Грустная история со счастливым концом | страница 24



— Не смей!..

Они стояли поодаль друг от друга, и Женя не сделал ни одного движения, Маше было и невдомек, что произошло, какое поле догадок, предположений, опасений и тревог возникло между ними, поле неизвестной природы и происхождения, и она спросила — недоуменно и обиженно:

— Что — не смей?..

— Он знает,— сказала Таня.— И вообще — мне все это надоело! И нечего на меня таращиться!

Женя молчал. Он смотрел на нее грустным, пристальным взглядом — и ничего не произносил в ответ на ее несправедливые, обидные слова. И Тане показалось, что если он еще хоть секунду будет смотреть на нее так, ему все откроется...

— И вообще — убирайся,— сказала она.— Мне некогда, слышишь?.. Некогда заниматься всей этой ерундой! Этой твоей телепатией!.. Тоже выискался мне телепат!..

— Ну, что же,— сказал Женя тихо. Он ощущал, что где то нарушил грань, которую не должен был переступать. Как бы подсмотрел нечаянно то, чего не должен был видеть. И его уличили в этом.

— Я сейчас догоню,— сказала ему Маша. И когда он вышел, подступила к Тане почти вплотную.

— Что случилось?— сказала она.— Что с тобой, Таня?..

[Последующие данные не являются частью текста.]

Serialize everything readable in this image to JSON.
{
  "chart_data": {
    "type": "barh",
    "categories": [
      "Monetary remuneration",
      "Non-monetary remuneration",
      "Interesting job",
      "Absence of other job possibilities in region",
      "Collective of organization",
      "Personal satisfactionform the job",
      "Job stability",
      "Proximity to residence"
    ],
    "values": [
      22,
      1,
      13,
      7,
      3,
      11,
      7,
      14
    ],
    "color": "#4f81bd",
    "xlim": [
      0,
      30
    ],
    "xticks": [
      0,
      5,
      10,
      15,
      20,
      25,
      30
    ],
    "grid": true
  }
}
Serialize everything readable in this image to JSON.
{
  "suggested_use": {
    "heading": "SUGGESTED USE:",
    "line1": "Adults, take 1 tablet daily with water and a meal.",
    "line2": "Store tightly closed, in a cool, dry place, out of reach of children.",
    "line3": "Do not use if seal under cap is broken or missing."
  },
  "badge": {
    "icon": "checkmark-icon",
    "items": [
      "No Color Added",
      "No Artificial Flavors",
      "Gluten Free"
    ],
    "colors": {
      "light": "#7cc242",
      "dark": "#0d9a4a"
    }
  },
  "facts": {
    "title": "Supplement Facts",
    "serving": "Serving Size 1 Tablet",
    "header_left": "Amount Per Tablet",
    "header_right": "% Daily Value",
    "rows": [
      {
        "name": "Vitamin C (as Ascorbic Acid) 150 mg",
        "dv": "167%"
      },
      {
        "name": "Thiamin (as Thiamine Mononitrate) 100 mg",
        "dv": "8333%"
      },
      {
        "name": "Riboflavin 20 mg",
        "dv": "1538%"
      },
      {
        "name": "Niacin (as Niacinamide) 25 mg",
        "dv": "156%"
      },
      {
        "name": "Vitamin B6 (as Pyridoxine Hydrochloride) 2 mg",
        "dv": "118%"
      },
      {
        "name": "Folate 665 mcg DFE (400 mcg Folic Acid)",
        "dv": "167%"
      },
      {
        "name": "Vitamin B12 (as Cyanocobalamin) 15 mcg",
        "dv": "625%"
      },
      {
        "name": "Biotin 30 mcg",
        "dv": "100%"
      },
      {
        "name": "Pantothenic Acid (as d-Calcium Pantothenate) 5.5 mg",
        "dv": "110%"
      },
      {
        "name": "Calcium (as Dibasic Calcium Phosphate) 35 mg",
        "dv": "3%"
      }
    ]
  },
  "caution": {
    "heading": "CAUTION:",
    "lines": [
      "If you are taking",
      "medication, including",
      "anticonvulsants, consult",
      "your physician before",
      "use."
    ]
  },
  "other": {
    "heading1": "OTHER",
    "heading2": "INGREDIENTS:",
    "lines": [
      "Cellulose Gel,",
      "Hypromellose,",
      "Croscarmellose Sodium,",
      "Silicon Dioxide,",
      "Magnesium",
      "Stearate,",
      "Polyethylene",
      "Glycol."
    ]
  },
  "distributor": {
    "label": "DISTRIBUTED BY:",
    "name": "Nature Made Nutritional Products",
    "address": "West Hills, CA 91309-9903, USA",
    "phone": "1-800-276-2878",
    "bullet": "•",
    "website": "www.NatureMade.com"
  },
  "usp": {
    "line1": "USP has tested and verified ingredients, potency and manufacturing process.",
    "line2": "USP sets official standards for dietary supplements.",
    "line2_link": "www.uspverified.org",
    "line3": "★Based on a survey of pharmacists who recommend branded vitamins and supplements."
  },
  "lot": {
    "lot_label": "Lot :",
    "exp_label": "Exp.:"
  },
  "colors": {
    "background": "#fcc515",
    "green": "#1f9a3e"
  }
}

— Со мной?.. Откуда ты взяла?..

— Я вижу...

— Ну что ты пристала?..— закричала Таня резким, пронзительным голосом.— Ну что вы все ко мне пристали?.. Что вам от меня нужно?..

— Ну, как знаешь.— Маша поджала губы и вышла вслед за Женей.

Таня осталась одна. Она посмотрела на разбросанные по всей комнате альбомы с красивыми, отретушированными лицами киноартистов и ей сделалось вдруг так муторно, так тошно, что она как стояла, так и села на пол, посреди комнаты, и сидела так, обхватив руками колени, глядя прямо перед собой и ничего не видя.


ГЛАВА СЕДЬМАЯ,

которая едва не оказалась пропущенной


Но тут, набросав уже было новую главу, автор вдруг обнаружил, что забыл, начисто забыл о Екатерине Ивановне Ферапонтовой!.. Как, отчего могло это случиться?..

Такая оплошность непростительна тем более, что ведь было время, когда школа № 13 иначе и не называлась, как «Ферапонтовской». Тогда говорили: «учится у Ферапонтовой», «работает у Ферапонтовой», «Ферапонтова идет вперед» и т. д. Так неужели же только потому, что теперь она инспектор районо, что теперь, в тот самый день, которым по существу начинается наша повесть, она, подобно несколько огрузневшей птице, ходит по своему тесному кабинету, поскрипывая половицами,— только поэтому не скажем о ней мы никакого значительного слова?

Отметим, например, что хотя все остальные инспектора сидят в общей комнате, для Екатерины Ивановны выдели особый кабинет, и другие инспекторы этому не противились, наоборот, сами подали эту идею, сами перенес в ее кабинет и стол на двух тумбах, и кожаное полукресло, и где-то раздобыли даже коврик, вернее не коврик, половичок, но все для того, чтобы Екатерина Ивановна трудилась наиболее плодотворно, а главное — отдельно.